On 1/10/2016 10:59 PM, Martin Eastburn wrote:
Look it up yourself. Redwood is considered both structural for beams
and a hard wood. If the wood is old - e.g. sawed months or years ago
it is hard to nail through. Not much sap inside so it lasts and lasts.

Being a cone bearing tree doesn't make it a softwood.

yes it does. Just like balsa is considered a hardwood. Technically
speaking, deciduous = hardwood, conifer=softwood.
That has nothing to do with it's actual hardness since balsa is one of
the softest woods.


Just like the
mighty oak decays faster than the fast growing popular.

And have you ever built a deck with redwood and one of pine or oak ?
pine fails fastest, then the oak then after more time the redwood takes
a refinishing and resealing.

I had a back deck that had 6x6 posts that were 22 feet long (tall). The
deck attached to the ground floor of the house and the outside on top of
these tall posts. After 17 years the posts were good as new and
had sharp square corners. Softwood would melt away.

We were getting 60" in low rain years, 30 when it didn't rain and over
100 when it poured. It was a rain forest with moss and fern all over.

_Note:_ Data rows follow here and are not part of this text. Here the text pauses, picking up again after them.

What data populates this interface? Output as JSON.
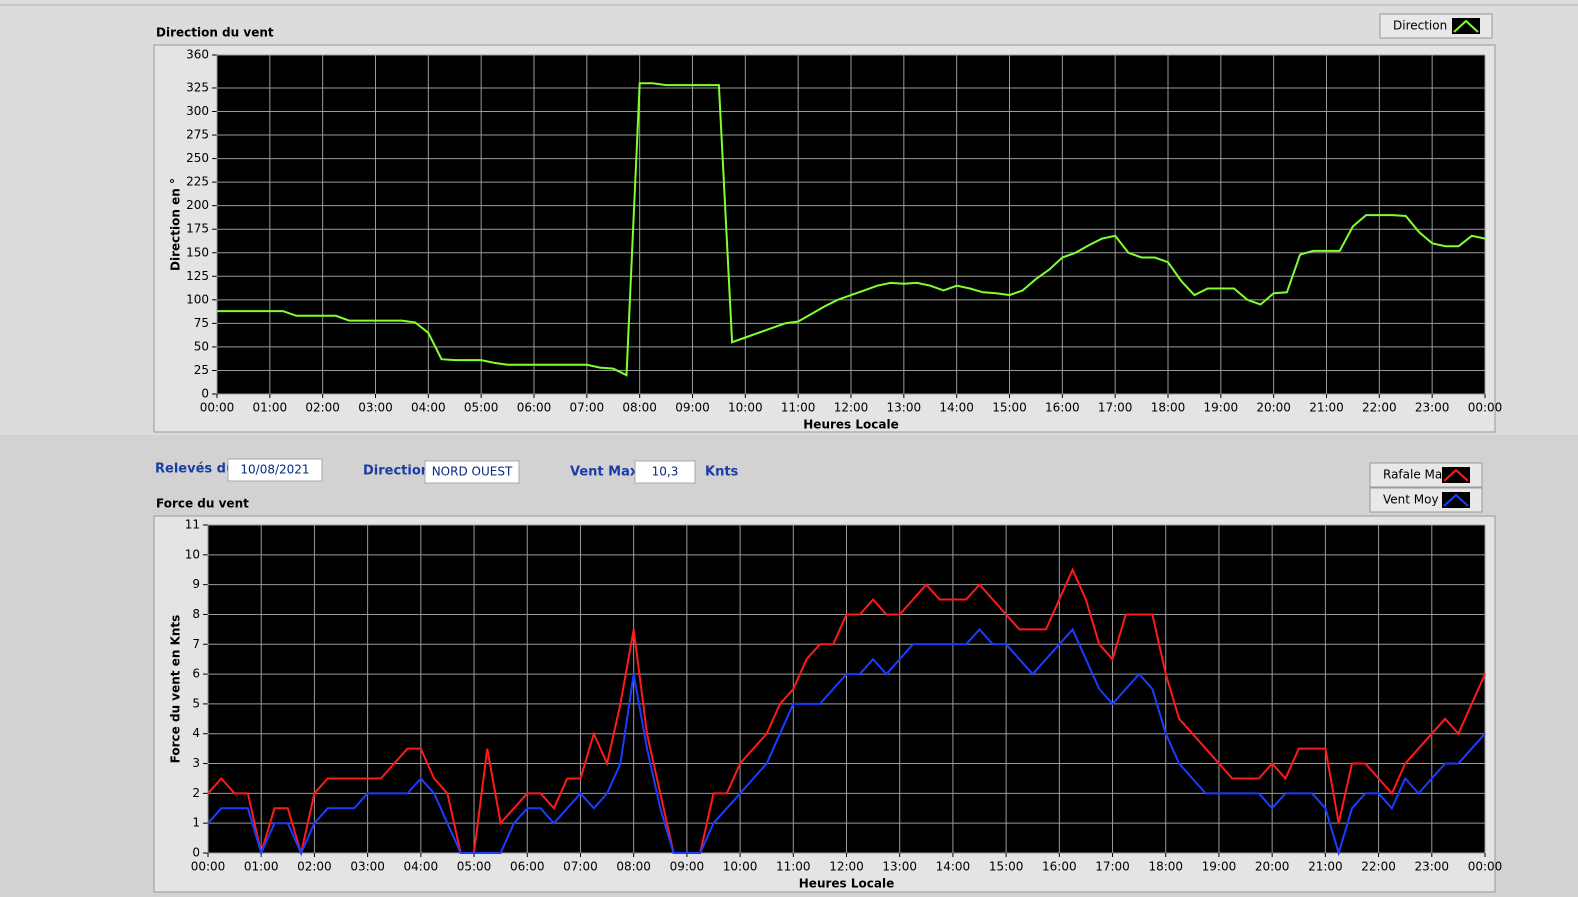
{
  "chart_data": [
    {
      "type": "line",
      "title": "Direction du vent",
      "ylabel": "Direction en °",
      "xlabel": "Heures Locale",
      "xlim": [
        0,
        24
      ],
      "ylim": [
        0,
        360
      ],
      "grid": true,
      "xticks": [
        {
          "value": 0,
          "label": "00:00"
        },
        {
          "value": 1,
          "label": "01:00"
        },
        {
          "value": 2,
          "label": "02:00"
        },
        {
          "value": 3,
          "label": "03:00"
        },
        {
          "value": 4,
          "label": "04:00"
        },
        {
          "value": 5,
          "label": "05:00"
        },
        {
          "value": 6,
          "label": "06:00"
        },
        {
          "value": 7,
          "label": "07:00"
        },
        {
          "value": 8,
          "label": "08:00"
        },
        {
          "value": 9,
          "label": "09:00"
        },
        {
          "value": 10,
          "label": "10:00"
        },
        {
          "value": 11,
          "label": "11:00"
        },
        {
          "value": 12,
          "label": "12:00"
        },
        {
          "value": 13,
          "label": "13:00"
        },
        {
          "value": 14,
          "label": "14:00"
        },
        {
          "value": 15,
          "label": "15:00"
        },
        {
          "value": 16,
          "label": "16:00"
        },
        {
          "value": 17,
          "label": "17:00"
        },
        {
          "value": 18,
          "label": "18:00"
        },
        {
          "value": 19,
          "label": "19:00"
        },
        {
          "value": 20,
          "label": "20:00"
        },
        {
          "value": 21,
          "label": "21:00"
        },
        {
          "value": 22,
          "label": "22:00"
        },
        {
          "value": 23,
          "label": "23:00"
        },
        {
          "value": 24,
          "label": "00:00"
        }
      ],
      "yticks": [
        0,
        25,
        50,
        75,
        100,
        125,
        150,
        175,
        200,
        225,
        250,
        275,
        300,
        325,
        360
      ],
      "x": [
        0,
        0.25,
        0.5,
        0.75,
        1,
        1.25,
        1.5,
        1.75,
        2,
        2.25,
        2.5,
        2.75,
        3,
        3.25,
        3.5,
        3.75,
        4,
        4.25,
        4.5,
        4.75,
        5,
        5.25,
        5.5,
        5.75,
        6,
        6.25,
        6.5,
        6.75,
        7,
        7.25,
        7.5,
        7.75,
        8,
        8.25,
        8.5,
        8.75,
        9,
        9.25,
        9.5,
        9.75,
        10,
        10.25,
        10.5,
        10.75,
        11,
        11.25,
        11.5,
        11.75,
        12,
        12.25,
        12.5,
        12.75,
        13,
        13.25,
        13.5,
        13.75,
        14,
        14.25,
        14.5,
        14.75,
        15,
        15.25,
        15.5,
        15.75,
        16,
        16.25,
        16.5,
        16.75,
        17,
        17.25,
        17.5,
        17.75,
        18,
        18.25,
        18.5,
        18.75,
        19,
        19.25,
        19.5,
        19.75,
        20,
        20.25,
        20.5,
        20.75,
        21,
        21.25,
        21.5,
        21.75,
        22,
        22.25,
        22.5,
        22.75,
        23,
        23.25,
        23.5,
        23.75,
        24
      ],
      "series": [
        {
          "name": "Direction",
          "color": "#80ff30",
          "values": [
            88,
            88,
            88,
            88,
            88,
            88,
            83,
            83,
            83,
            83,
            78,
            78,
            78,
            78,
            78,
            76,
            65,
            37,
            36,
            36,
            36,
            33,
            31,
            31,
            31,
            31,
            31,
            31,
            31,
            28,
            27,
            20,
            330,
            330,
            328,
            328,
            328,
            328,
            328,
            55,
            60,
            65,
            70,
            75,
            77,
            85,
            93,
            100,
            105,
            110,
            115,
            118,
            117,
            118,
            115,
            110,
            115,
            112,
            108,
            107,
            105,
            110,
            122,
            132,
            145,
            150,
            158,
            165,
            168,
            150,
            145,
            145,
            140,
            120,
            105,
            112,
            112,
            112,
            100,
            95,
            107,
            108,
            148,
            152,
            152,
            152,
            178,
            190,
            190,
            190,
            189,
            172,
            160,
            157,
            157,
            168,
            165
          ]
        }
      ]
    },
    {
      "type": "line",
      "title": "Force du vent",
      "ylabel": "Force du vent en Knts",
      "xlabel": "Heures Locale",
      "xlim": [
        0,
        24
      ],
      "ylim": [
        0,
        11
      ],
      "grid": true,
      "xticks": [
        {
          "value": 0,
          "label": "00:00"
        },
        {
          "value": 1,
          "label": "01:00"
        },
        {
          "value": 2,
          "label": "02:00"
        },
        {
          "value": 3,
          "label": "03:00"
        },
        {
          "value": 4,
          "label": "04:00"
        },
        {
          "value": 5,
          "label": "05:00"
        },
        {
          "value": 6,
          "label": "06:00"
        },
        {
          "value": 7,
          "label": "07:00"
        },
        {
          "value": 8,
          "label": "08:00"
        },
        {
          "value": 9,
          "label": "09:00"
        },
        {
          "value": 10,
          "label": "10:00"
        },
        {
          "value": 11,
          "label": "11:00"
        },
        {
          "value": 12,
          "label": "12:00"
        },
        {
          "value": 13,
          "label": "13:00"
        },
        {
          "value": 14,
          "label": "14:00"
        },
        {
          "value": 15,
          "label": "15:00"
        },
        {
          "value": 16,
          "label": "16:00"
        },
        {
          "value": 17,
          "label": "17:00"
        },
        {
          "value": 18,
          "label": "18:00"
        },
        {
          "value": 19,
          "label": "19:00"
        },
        {
          "value": 20,
          "label": "20:00"
        },
        {
          "value": 21,
          "label": "21:00"
        },
        {
          "value": 22,
          "label": "22:00"
        },
        {
          "value": 23,
          "label": "23:00"
        },
        {
          "value": 24,
          "label": "00:00"
        }
      ],
      "yticks": [
        0,
        1,
        2,
        3,
        4,
        5,
        6,
        7,
        8,
        9,
        10,
        11
      ],
      "x": [
        0,
        0.25,
        0.5,
        0.75,
        1,
        1.25,
        1.5,
        1.75,
        2,
        2.25,
        2.5,
        2.75,
        3,
        3.25,
        3.5,
        3.75,
        4,
        4.25,
        4.5,
        4.75,
        5,
        5.25,
        5.5,
        5.75,
        6,
        6.25,
        6.5,
        6.75,
        7,
        7.25,
        7.5,
        7.75,
        8,
        8.25,
        8.5,
        8.75,
        9,
        9.25,
        9.5,
        9.75,
        10,
        10.25,
        10.5,
        10.75,
        11,
        11.25,
        11.5,
        11.75,
        12,
        12.25,
        12.5,
        12.75,
        13,
        13.25,
        13.5,
        13.75,
        14,
        14.25,
        14.5,
        14.75,
        15,
        15.25,
        15.5,
        15.75,
        16,
        16.25,
        16.5,
        16.75,
        17,
        17.25,
        17.5,
        17.75,
        18,
        18.25,
        18.5,
        18.75,
        19,
        19.25,
        19.5,
        19.75,
        20,
        20.25,
        20.5,
        20.75,
        21,
        21.25,
        21.5,
        21.75,
        22,
        22.25,
        22.5,
        22.75,
        23,
        23.25,
        23.5,
        23.75,
        24
      ],
      "series": [
        {
          "name": "Rafale Max",
          "color": "#ff1a1a",
          "values": [
            2,
            2.5,
            2,
            2,
            0,
            1.5,
            1.5,
            0,
            2,
            2.5,
            2.5,
            2.5,
            2.5,
            2.5,
            3,
            3.5,
            3.5,
            2.5,
            2,
            0,
            0,
            3.5,
            1,
            1.5,
            2,
            2,
            1.5,
            2.5,
            2.5,
            4,
            3,
            5,
            7.5,
            4,
            2,
            0,
            0,
            0,
            2,
            2,
            3,
            3.5,
            4,
            5,
            5.5,
            6.5,
            7,
            7,
            8,
            8,
            8.5,
            8,
            8,
            8.5,
            9,
            8.5,
            8.5,
            8.5,
            9,
            8.5,
            8,
            7.5,
            7.5,
            7.5,
            8.5,
            9.5,
            8.5,
            7,
            6.5,
            8,
            8,
            8,
            6,
            4.5,
            4,
            3.5,
            3,
            2.5,
            2.5,
            2.5,
            3,
            2.5,
            3.5,
            3.5,
            3.5,
            1,
            3,
            3,
            2.5,
            2,
            3,
            3.5,
            4,
            4.5,
            4,
            5,
            6
          ]
        },
        {
          "name": "Vent Moy",
          "color": "#1a3cff",
          "values": [
            1,
            1.5,
            1.5,
            1.5,
            0,
            1,
            1,
            0,
            1,
            1.5,
            1.5,
            1.5,
            2,
            2,
            2,
            2,
            2.5,
            2,
            1,
            0,
            0,
            0,
            0,
            1,
            1.5,
            1.5,
            1,
            1.5,
            2,
            1.5,
            2,
            3,
            6,
            3.5,
            1.5,
            0,
            0,
            0,
            1,
            1.5,
            2,
            2.5,
            3,
            4,
            5,
            5,
            5,
            5.5,
            6,
            6,
            6.5,
            6,
            6.5,
            7,
            7,
            7,
            7,
            7,
            7.5,
            7,
            7,
            6.5,
            6,
            6.5,
            7,
            7.5,
            6.5,
            5.5,
            5,
            5.5,
            6,
            5.5,
            4,
            3,
            2.5,
            2,
            2,
            2,
            2,
            2,
            1.5,
            2,
            2,
            2,
            1.5,
            0,
            1.5,
            2,
            2,
            1.5,
            2.5,
            2,
            2.5,
            3,
            3,
            3.5,
            4
          ]
        }
      ]
    }
  ],
  "form": {
    "date_label": "Relevés du",
    "date": "10/08/2021",
    "direction_label": "Direction",
    "direction": "NORD OUEST",
    "max_label": "Vent Max",
    "max": "10,3",
    "unit": "Knts"
  }
}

http://www.calredwood.org/

Some call it soft because they don't use it. Some call it hard because
the experts call it that way. And the lumber stores call it that way.
It is a different species than conus or pines. Different rings and
structure.

Martin

On 1/10/2016 4:11 PM, krw wrote:
On Sat, 9 Jan 2016 21:59:57 -0600, Martin Eastburn
wrote:

Remember there are three species of Redwood. You are taking about the
Sequoia sempervirens is the coastal 350 feet + tall. The inland are
shorter but have massive trunks - drive through and live in... they are
the or giant sequoia (Sequoiadendron giganteum) 280 feet + with 26 feet
diameter trunks and the new one : Metasequoia glyptostroboides, the dawn
redwood the shrimp a mere 200 feet.

All have subspecies and are complex in nature. Most people don't
acknowledge that Redwood is Structural wood and a hardwood.


Huh? Redwood is a conifer, thus a softwood. ...or is there some
variety of Redwood that's crossed the line?